Five years ago Hanoi might rightly have been viewed as Washington D.C.: a place of politicians and bureaucrats, conservative and a bit dull. But in recent years, thanks to a new pride injected by 1,000th-birthday celebrations in 2010, an influx of entrepreneurial Vietnamese returnees, expats and a creative Internet-enabled population, the city’s pulse has quickened. With a number of construction projects threatening older neighborhoods, and an exodus of residents from the city to suburbs like West Lake, Hanoi is changing fast. But right now, it feels poised over a sweet spot, its tree-lined lanes and graceful old architecture, traditional culture and fantastic street food complemented by a contemporary arts scene that’s managed to survive bouts of censorship, idiosyncratic boutiques and increasingly sophisticated dining and night life. 

 Friday 
 1. Coffee With a View | 5 p.m. ­ 

 Hanoi’s infamous rush hours are best taken in from on high. At the edge of the Old Quarter, a narrow passageway at the back of a store displaying kitschy paintings leads to Ca Phe Pho Co.
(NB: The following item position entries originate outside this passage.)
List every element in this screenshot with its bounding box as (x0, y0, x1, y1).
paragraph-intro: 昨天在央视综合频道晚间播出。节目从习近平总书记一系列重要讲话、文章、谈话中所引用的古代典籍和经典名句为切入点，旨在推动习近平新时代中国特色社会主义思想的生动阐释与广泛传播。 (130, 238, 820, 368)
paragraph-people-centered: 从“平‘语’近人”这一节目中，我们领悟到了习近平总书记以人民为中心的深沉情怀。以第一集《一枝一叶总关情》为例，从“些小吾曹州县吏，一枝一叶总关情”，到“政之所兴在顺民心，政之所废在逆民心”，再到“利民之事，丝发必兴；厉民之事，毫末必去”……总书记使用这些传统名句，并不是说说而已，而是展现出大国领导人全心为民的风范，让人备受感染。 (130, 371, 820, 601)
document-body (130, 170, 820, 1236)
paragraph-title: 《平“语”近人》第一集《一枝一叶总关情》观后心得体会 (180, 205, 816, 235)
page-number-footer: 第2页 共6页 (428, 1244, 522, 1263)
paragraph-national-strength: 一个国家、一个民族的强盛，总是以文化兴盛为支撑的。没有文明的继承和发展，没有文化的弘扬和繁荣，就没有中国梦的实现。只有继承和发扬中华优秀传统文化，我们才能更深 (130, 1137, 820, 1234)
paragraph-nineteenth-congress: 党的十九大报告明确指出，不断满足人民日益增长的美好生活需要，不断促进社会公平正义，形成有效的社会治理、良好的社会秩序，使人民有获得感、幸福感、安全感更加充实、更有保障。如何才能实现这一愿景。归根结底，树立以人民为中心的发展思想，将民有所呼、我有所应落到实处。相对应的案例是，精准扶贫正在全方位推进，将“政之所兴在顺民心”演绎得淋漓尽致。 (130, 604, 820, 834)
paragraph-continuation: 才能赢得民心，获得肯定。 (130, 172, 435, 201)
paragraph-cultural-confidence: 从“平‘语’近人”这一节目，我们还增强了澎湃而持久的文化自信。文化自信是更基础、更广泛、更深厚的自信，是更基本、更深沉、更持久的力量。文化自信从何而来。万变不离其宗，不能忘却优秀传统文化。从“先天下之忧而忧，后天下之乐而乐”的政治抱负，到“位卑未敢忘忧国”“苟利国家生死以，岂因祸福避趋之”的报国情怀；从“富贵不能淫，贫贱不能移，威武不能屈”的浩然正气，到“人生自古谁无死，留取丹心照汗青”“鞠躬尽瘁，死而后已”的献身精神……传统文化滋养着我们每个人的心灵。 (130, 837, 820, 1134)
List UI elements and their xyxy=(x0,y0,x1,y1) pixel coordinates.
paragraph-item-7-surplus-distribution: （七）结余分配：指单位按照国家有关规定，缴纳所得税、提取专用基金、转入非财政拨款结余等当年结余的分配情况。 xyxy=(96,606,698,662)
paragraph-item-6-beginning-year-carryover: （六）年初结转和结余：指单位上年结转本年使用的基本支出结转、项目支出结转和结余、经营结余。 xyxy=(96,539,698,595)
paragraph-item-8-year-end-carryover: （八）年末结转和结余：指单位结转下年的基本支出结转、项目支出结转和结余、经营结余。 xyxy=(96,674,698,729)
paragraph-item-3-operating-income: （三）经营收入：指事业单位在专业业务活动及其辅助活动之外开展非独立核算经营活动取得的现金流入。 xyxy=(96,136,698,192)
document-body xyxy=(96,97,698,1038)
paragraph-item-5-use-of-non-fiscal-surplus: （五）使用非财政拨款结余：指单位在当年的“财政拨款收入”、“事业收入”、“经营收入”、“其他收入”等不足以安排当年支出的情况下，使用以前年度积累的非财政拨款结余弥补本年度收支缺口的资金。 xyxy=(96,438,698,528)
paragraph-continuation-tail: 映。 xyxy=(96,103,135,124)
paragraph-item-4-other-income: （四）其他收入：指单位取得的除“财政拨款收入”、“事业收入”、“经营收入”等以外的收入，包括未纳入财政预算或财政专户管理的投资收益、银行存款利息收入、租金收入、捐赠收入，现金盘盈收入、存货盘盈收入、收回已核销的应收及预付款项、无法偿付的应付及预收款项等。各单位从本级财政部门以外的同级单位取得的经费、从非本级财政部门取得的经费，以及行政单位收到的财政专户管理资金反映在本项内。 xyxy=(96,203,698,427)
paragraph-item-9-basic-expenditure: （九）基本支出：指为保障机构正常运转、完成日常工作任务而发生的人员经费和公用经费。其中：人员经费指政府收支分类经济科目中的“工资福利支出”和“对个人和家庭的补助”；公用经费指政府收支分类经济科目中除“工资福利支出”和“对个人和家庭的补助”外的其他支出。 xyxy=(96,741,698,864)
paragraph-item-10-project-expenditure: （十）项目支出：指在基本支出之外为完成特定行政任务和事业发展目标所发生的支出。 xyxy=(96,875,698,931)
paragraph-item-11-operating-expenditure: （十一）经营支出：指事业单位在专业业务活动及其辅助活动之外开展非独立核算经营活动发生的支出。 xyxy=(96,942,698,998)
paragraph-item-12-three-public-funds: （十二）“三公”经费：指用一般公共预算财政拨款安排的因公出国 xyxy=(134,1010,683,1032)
Occupying most of a picturesquely decrepit former merchant’s mansion, the cafe is known for its egg coffee, a strong local brew capped with a sort of sweetened condensed milk zabaglione (100,000 dong for two, or $5, at 20,400 dong to the dollar). Place your order downstairs (the menu also lists smoothies, shakes, sundaes and beer) before climbing three flights to a terrace with a sweeping view over thousands of motorbikes on their circumambulation around Hoan Kiem Lake.